Saturday, 25 February 2006

Ursula K. Le Guin: The Telling (2001)

Edition: Gollancz, 2002
Review number: 1311

All through here career, Le Guin has been known for her thoughtful social science fiction, as far removed from the "hard" SF which focuses on engineering and physics as anything in the genre. While her earlier novels like The Left Hand of Darkness are classics which helped establish that science fiction doesn't have to be about technology, the more recent The Telling is a comparitively minor novel in much the same vein.

The setting is a technologically primitive planet - a favourite choice of location for Le Guin. Using a familiar device from earlier Hainish tales, the central character is an anthropologist-like observer named Sutty. She is sent to this planet, only to discover it has radically changed from the information she read before her journey (which took seventy years, local time, because of relativistic effects). The society she studied, made up of peaceful beings who had no real concept of foreigner (or at least, so the narrative states, though there is also a suggestion that one group was regarded as "barbarians"), has been overthrown in what must be a deliberate reflection of the effects of the Chinese invasion of Tibet. The old books, and even the writing and some of the language are banned as reactionary. Sutty thinks at first that she, an alien, might be the only person on the planet able to read the old letters until she goes away from the cities into the mountain foothills where the remnants of the culture are still clandestinely preserved.
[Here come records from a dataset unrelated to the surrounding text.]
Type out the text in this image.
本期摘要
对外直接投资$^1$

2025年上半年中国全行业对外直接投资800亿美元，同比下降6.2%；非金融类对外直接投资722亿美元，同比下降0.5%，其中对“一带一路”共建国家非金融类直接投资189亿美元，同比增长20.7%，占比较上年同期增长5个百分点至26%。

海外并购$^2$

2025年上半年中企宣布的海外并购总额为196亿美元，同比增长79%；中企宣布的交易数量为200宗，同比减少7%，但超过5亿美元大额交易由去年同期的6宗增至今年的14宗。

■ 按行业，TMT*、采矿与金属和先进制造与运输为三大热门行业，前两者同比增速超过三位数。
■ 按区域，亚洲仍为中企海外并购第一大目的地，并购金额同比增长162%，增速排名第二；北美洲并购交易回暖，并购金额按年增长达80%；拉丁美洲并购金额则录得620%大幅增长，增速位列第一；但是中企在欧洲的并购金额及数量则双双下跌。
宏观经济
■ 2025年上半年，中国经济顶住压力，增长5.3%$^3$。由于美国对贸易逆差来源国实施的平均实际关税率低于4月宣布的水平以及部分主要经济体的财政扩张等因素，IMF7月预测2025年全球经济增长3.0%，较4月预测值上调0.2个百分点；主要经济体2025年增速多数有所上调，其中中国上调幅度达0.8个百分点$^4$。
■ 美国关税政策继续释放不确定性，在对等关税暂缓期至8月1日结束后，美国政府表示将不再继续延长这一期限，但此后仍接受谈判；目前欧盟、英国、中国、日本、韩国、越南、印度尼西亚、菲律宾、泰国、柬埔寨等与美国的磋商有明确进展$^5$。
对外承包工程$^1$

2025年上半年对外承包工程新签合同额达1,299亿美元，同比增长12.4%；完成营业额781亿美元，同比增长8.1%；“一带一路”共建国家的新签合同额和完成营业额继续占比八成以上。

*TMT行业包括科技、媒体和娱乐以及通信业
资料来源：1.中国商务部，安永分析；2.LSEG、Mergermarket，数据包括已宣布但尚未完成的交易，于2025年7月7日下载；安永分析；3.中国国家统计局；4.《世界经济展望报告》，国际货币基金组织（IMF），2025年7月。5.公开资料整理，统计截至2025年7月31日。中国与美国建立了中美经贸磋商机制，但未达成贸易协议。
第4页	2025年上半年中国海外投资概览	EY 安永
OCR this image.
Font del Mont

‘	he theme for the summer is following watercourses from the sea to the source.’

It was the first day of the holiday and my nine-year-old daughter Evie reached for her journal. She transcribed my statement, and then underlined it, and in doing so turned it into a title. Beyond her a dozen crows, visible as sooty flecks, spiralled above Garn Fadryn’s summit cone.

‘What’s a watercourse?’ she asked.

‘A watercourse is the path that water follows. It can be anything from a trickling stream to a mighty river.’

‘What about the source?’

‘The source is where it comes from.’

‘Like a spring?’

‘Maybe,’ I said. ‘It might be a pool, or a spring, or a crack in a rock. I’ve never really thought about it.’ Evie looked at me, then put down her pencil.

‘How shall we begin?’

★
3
Why is this a minor Le Guin? The main reason is that it re-visits themes previously explored with greater subtlety. It is all too obvious that the reader is meant to sympathise with those trying to preserve the remnants of the old culture, and the details put in to explain why the authorities want to stamp it out are perfunctory and unconvincing. (This is partly because the main motive for doing so is kept for a surprise until the end, which is something of a plotting mistake.) The ideas used in The Telling could have been the basis for something more interesting; theere is more to the real world events than is picked up by the author, and there are additional reasons for cultures to die out in the face of new technology which we see all around us in the world today that could have filled out the somewhat perfunctory plot. No one ever suggests that the (to me rather dull) folk tales that make up the oral culture at the centre of The Telling (and provide the name for the novel) are boring or irrelevant - yet that has been the fate of many traditional ideas in the MTV generation. Those on the side of the authorities are portrayed as humourless ideologues, straight out of Orwell; one of them does have a change of heart, but it turns out that he was brought up in the old ways. There are reasons that persuade people to embrace technology, and to be a fully rounded person does not necessarily mean rejecting anything new; but that is Le Guin's implication here.

There are other aspects of The Telling which could be criticised; too much space is given to expounding the traditions at the expense of plot and character: an equivalent to being a hard SF novel which concentrates on the technical gimmicks at great length and a fault that Le Guin has always tended towards. But I did not actually dislike The Telling. It is beautifully written on a sentence-by-sentence level, and captures the attention. What is frustrating is that it could be much better.